The Truth About Advice
Ever since I found my way into the wine business, I've tried to fully understand the significance and meaning of advice. Not the meaning of how advise from experts on wine affects the marketplace. This was all too clear. This was and is formulaic. What I've tried to understand is the meaning of either accepting advice or dismissing it or, worse yet, wanting to embrace and follow the advice of an expert but seemingly not being able to.
I always was willing and able to accept the advice of experts, including wine experts. I figured experience is that which separates good advice from average advice. So, where wine is concerned, I've always been more inclined to trust the advice of those who have been at it longer than others.
Experience seems important because, I believe, the world works in very specific ways. There are things that are right. Things that are wrong. Things that are good. Things that are bad. It's that simple, I think. And this applies to wine as well as to work, family and love. The problem is discovering the specific ways things work, what is good, what is bad, what is right, what is wrong. That's the hard part. Experience seems the only sure fire way to obtain this information.
I've been very lucky.
People have given me advice. Experienced people. My problem is that I've not always taken the advice to heart when I should have. I often ignored it for the very same reason most people ignore advice from voices of experience: I was prepared to go it alone and figure it out alone.
By the time I entered the wine industry I had at least realized that my knowledge of wine paled before those with experience. All you had to do was listen to them and talk to them to know they were in another league. I was smart enough to know my choices were to listen and take their advice about wine or, in the alternative, look incredibly stupid working it all out on my own or, worse, talking out my ass about things I did not know.

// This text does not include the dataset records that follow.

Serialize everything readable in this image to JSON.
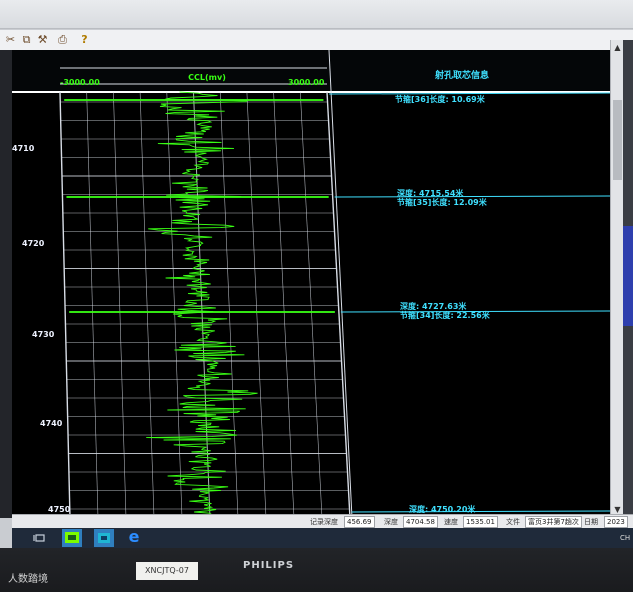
{
  "plot": {
    "ccl_title": "CCL(mv)",
    "ccl_min": "-3000.00",
    "ccl_max": "3000.00",
    "info_title": "射孔取芯信息",
    "depth_labels": [
      "4710",
      "4720",
      "4730",
      "4740",
      "4750"
    ]
  },
  "annotations": {
    "a36_length": "节箍[36]长度: 10.69米",
    "a35_depth": "深度: 4715.54米",
    "a35_length": "节箍[35]长度: 12.09米",
    "a34_depth": "深度: 4727.63米",
    "a34_length": "节箍[34]长度: 22.56米",
    "a33_depth": "深度: 4750.20米"
  },
  "status": {
    "record_depth_label": "记录深度",
    "record_depth_value": "456.69",
    "depth_label": "深度",
    "depth_value": "4704.58",
    "speed_label": "速度",
    "speed_value": "1535.01",
    "file_label": "文件",
    "file_value": "富页3井第7趟次",
    "date_label": "日期",
    "date_value": "2023"
  },
  "taskbar": {
    "clock_tail": "CH"
  },
  "bezel": {
    "brand": "PHILIPS",
    "sticker": "XNCJTQ-07",
    "watermark": "人数踏境"
  },
  "colors": {
    "trace": "#39ff14",
    "annotation": "#3fe0ff",
    "grid": "#d8dde6",
    "background": "#000000"
  }
}
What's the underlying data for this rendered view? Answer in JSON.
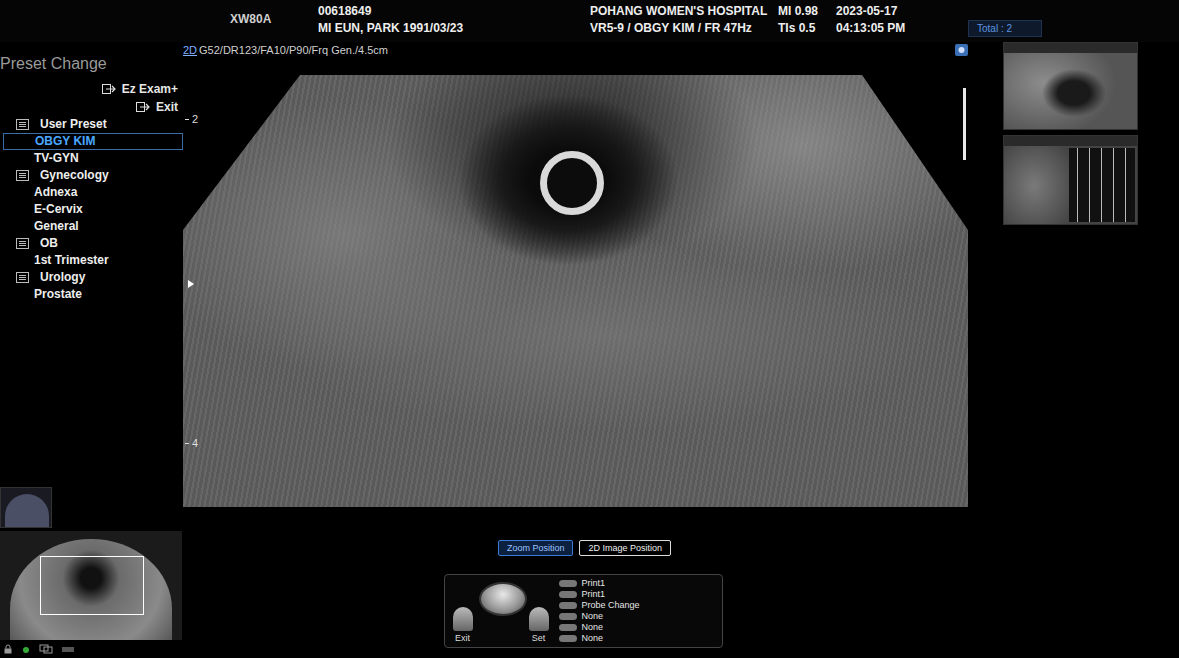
{
  "header": {
    "model": "XW80A",
    "patient_id": "00618649",
    "patient": "MI EUN, PARK 1991/03/23",
    "hospital": "POHANG WOMEN'S HOSPITAL",
    "probe_info": "VR5-9 / OBGY KIM / FR 47Hz",
    "mi": "MI 0.98",
    "tis": "TIs 0.5",
    "date": "2023-05-17",
    "time": "04:13:05 PM",
    "total": "Total : 2"
  },
  "imaging": {
    "mode": "2D",
    "params": "G52/DR123/FA10/P90/Frq Gen./4.5cm",
    "depth_marks": [
      "2",
      "4"
    ]
  },
  "sidebar": {
    "title": "Preset Change",
    "actions": [
      "Ez Exam+",
      "Exit"
    ],
    "items": [
      {
        "label": "User Preset",
        "kind": "group",
        "selected": false
      },
      {
        "label": "OBGY KIM",
        "kind": "item",
        "selected": true
      },
      {
        "label": "TV-GYN",
        "kind": "item",
        "selected": false
      },
      {
        "label": "Gynecology",
        "kind": "group",
        "selected": false
      },
      {
        "label": "Adnexa",
        "kind": "item",
        "selected": false
      },
      {
        "label": "E-Cervix",
        "kind": "item",
        "selected": false
      },
      {
        "label": "General",
        "kind": "item",
        "selected": false
      },
      {
        "label": "OB",
        "kind": "group",
        "selected": false
      },
      {
        "label": "1st Trimester",
        "kind": "item",
        "selected": false
      },
      {
        "label": "Urology",
        "kind": "group",
        "selected": false
      },
      {
        "label": "Prostate",
        "kind": "item",
        "selected": false
      }
    ]
  },
  "view_buttons": [
    {
      "label": "Zoom Position",
      "selected": true
    },
    {
      "label": "2D Image Position",
      "selected": false
    }
  ],
  "control_panel": {
    "trackball_buttons": [
      "Exit",
      "Set"
    ],
    "keys": [
      "Print1",
      "Print1",
      "Probe Change",
      "None",
      "None",
      "None"
    ]
  }
}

Recently I came across a piece of advice given to me very early in my life. It was wasted on me at the time because I did not then know the value of experience and so ignored this valuable offering.
This advice was meant specifically for me. Among the advisories was this: "Die in love with a woman."

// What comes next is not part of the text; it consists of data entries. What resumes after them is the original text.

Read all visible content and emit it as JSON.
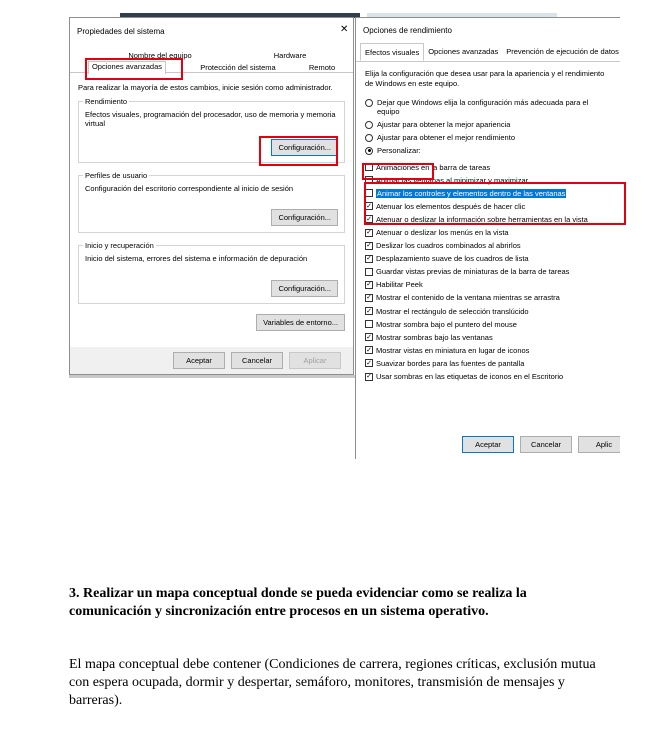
{
  "window1": {
    "title": "Propiedades del sistema",
    "close_glyph": "✕",
    "tabs_row1": [
      "Nombre del equipo",
      "Hardware"
    ],
    "tabs_row2": [
      "Opciones avanzadas",
      "Protección del sistema",
      "Remoto"
    ],
    "intro": "Para realizar la mayoría de estos cambios, inicie sesión como administrador.",
    "groups": [
      {
        "title": "Rendimiento",
        "text": "Efectos visuales, programación del procesador, uso de memoria y memoria virtual",
        "button": "Configuración..."
      },
      {
        "title": "Perfiles de usuario",
        "text": "Configuración del escritorio correspondiente al inicio de sesión",
        "button": "Configuración..."
      },
      {
        "title": "Inicio y recuperación",
        "text": "Inicio del sistema, errores del sistema e información de depuración",
        "button": "Configuración..."
      }
    ],
    "env_button": "Variables de entorno...",
    "buttons": {
      "accept": "Aceptar",
      "cancel": "Cancelar",
      "apply": "Aplicar"
    }
  },
  "window2": {
    "title": "Opciones de rendimiento",
    "tabs": [
      "Efectos visuales",
      "Opciones avanzadas",
      "Prevención de ejecución de datos"
    ],
    "intro": "Elija la configuración que desea usar para la apariencia y el rendimiento de Windows en este equipo.",
    "radios": [
      {
        "label": "Dejar que Windows elija la configuración más adecuada para el equipo",
        "selected": false
      },
      {
        "label": "Ajustar para obtener la mejor apariencia",
        "selected": false
      },
      {
        "label": "Ajustar para obtener el mejor rendimiento",
        "selected": false
      },
      {
        "label": "Personalizar:",
        "selected": true
      }
    ],
    "checks": [
      {
        "label": "Animaciones en la barra de tareas",
        "checked": false
      },
      {
        "label": "Animar las ventanas al minimizar y maximizar",
        "checked": false
      },
      {
        "label": "Animar los controles y elementos dentro de las ventanas",
        "checked": false
      },
      {
        "label": "Atenuar los elementos después de hacer clic",
        "checked": true
      },
      {
        "label": "Atenuar o deslizar la información sobre herramientas en la vista",
        "checked": true
      },
      {
        "label": "Atenuar o deslizar los menús en la vista",
        "checked": true
      },
      {
        "label": "Deslizar los cuadros combinados al abrirlos",
        "checked": true
      },
      {
        "label": "Desplazamiento suave de los cuadros de lista",
        "checked": true
      },
      {
        "label": "Guardar vistas previas de miniaturas de la barra de tareas",
        "checked": false
      },
      {
        "label": "Habilitar Peek",
        "checked": true
      },
      {
        "label": "Mostrar el contenido de la ventana mientras se arrastra",
        "checked": true
      },
      {
        "label": "Mostrar el rectángulo de selección translúcido",
        "checked": true
      },
      {
        "label": "Mostrar sombra bajo el puntero del mouse",
        "checked": false
      },
      {
        "label": "Mostrar sombras bajo las ventanas",
        "checked": true
      },
      {
        "label": "Mostrar vistas en miniatura en lugar de iconos",
        "checked": true
      },
      {
        "label": "Suavizar bordes para las fuentes de pantalla",
        "checked": true
      },
      {
        "label": "Usar sombras en las etiquetas de iconos en el Escritorio",
        "checked": true
      }
    ],
    "check_glyph": "✓",
    "buttons": {
      "accept": "Aceptar",
      "cancel": "Cancelar",
      "apply": "Aplic"
    }
  },
  "document": {
    "heading": "3. Realizar un mapa conceptual donde se pueda evidenciar como se realiza la comunicación y sincronización entre procesos en un sistema operativo.",
    "paragraph": "El mapa conceptual debe contener (Condiciones de carrera, regiones críticas, exclusión mutua con espera ocupada, dormir y despertar, semáforo, monitores, transmisión de mensajes y barreras)."
  }
}
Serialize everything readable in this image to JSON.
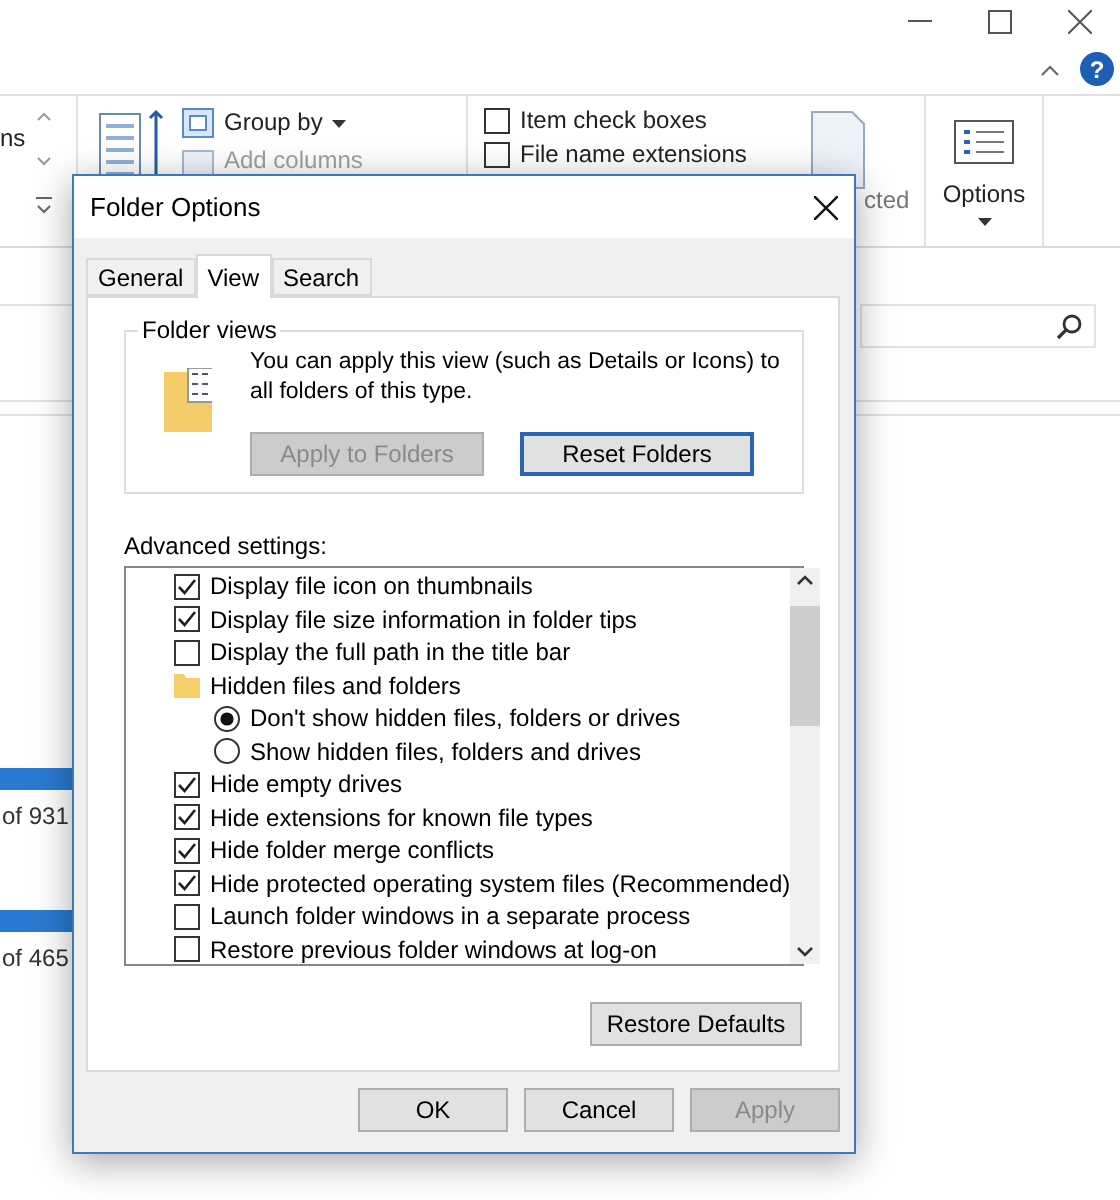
{
  "explorer": {
    "help_label": "?",
    "ribbon": {
      "layout_cut_label": "ns",
      "group_by": "Group by",
      "add_columns": "Add columns",
      "checkboxes": [
        {
          "label": "Item check boxes",
          "checked": false
        },
        {
          "label": "File name extensions",
          "checked": false
        }
      ],
      "hide_selected_cut_label": "cted",
      "options": "Options"
    },
    "drives": [
      {
        "caption": "of 931"
      },
      {
        "caption": "of 465"
      }
    ]
  },
  "dialog": {
    "title": "Folder Options",
    "tabs": [
      {
        "label": "General",
        "selected": false
      },
      {
        "label": "View",
        "selected": true
      },
      {
        "label": "Search",
        "selected": false
      }
    ],
    "folder_views": {
      "title": "Folder views",
      "text": "You can apply this view (such as Details or Icons) to all folders of this type.",
      "buttons": [
        {
          "label": "Apply to Folders",
          "disabled": true,
          "is_default": false
        },
        {
          "label": "Reset Folders",
          "disabled": false,
          "is_default": true
        }
      ]
    },
    "advanced_label": "Advanced settings:",
    "settings": [
      {
        "kind": "checkbox",
        "label": "Display file icon on thumbnails",
        "checked": true
      },
      {
        "kind": "checkbox",
        "label": "Display file size information in folder tips",
        "checked": true
      },
      {
        "kind": "checkbox",
        "label": "Display the full path in the title bar",
        "checked": false
      },
      {
        "kind": "folder",
        "label": "Hidden files and folders",
        "children": [
          {
            "kind": "radio",
            "label": "Don't show hidden files, folders or drives",
            "selected": true
          },
          {
            "kind": "radio",
            "label": "Show hidden files, folders and drives",
            "selected": false
          }
        ]
      },
      {
        "kind": "checkbox",
        "label": "Hide empty drives",
        "checked": true
      },
      {
        "kind": "checkbox",
        "label": "Hide extensions for known file types",
        "checked": true
      },
      {
        "kind": "checkbox",
        "label": "Hide folder merge conflicts",
        "checked": true
      },
      {
        "kind": "checkbox",
        "label": "Hide protected operating system files (Recommended)",
        "checked": true
      },
      {
        "kind": "checkbox",
        "label": "Launch folder windows in a separate process",
        "checked": false
      },
      {
        "kind": "checkbox",
        "label": "Restore previous folder windows at log-on",
        "checked": false
      }
    ],
    "restore_defaults": "Restore Defaults",
    "buttons": [
      {
        "label": "OK",
        "disabled": false
      },
      {
        "label": "Cancel",
        "disabled": false
      },
      {
        "label": "Apply",
        "disabled": true
      }
    ]
  }
}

At the time this advice was given to me, at the time I first read this advice, I didn't understand that in that simple suggestion "die" was the operating idea. I thought that simply be "in love with a woman" was the most important. I didn't understand that the verb "die" was meant to suggest that I find the right woman with whom to live an entire life in love.

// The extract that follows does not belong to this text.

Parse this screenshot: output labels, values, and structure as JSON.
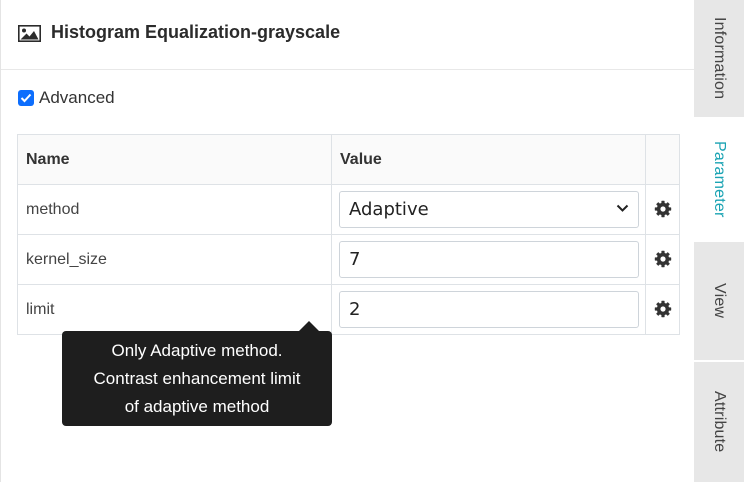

Today my entire life is half way over. I wonder how it would have been different had I read this piece of advice correctly early on. So, it occurs to me that while this advice I got was good and sound and worthy of embracing, today it must mean something different. It must mean that more than ever, the chore is to be 100% sure about my choices, lest possibility of rendering the advise meaningless and its truth unobtainable.
Embracing the sound advice of wine experts shouldn't be too difficult. The fact they know more than you should be obvious. So take their advice. And have the good sense to look to the most experienced of them first. They probably know more than others. More importantly, seeking the advice of those more experienced than you where wine, love, life, and family is concerned reveals those hard-to-nail-down truths.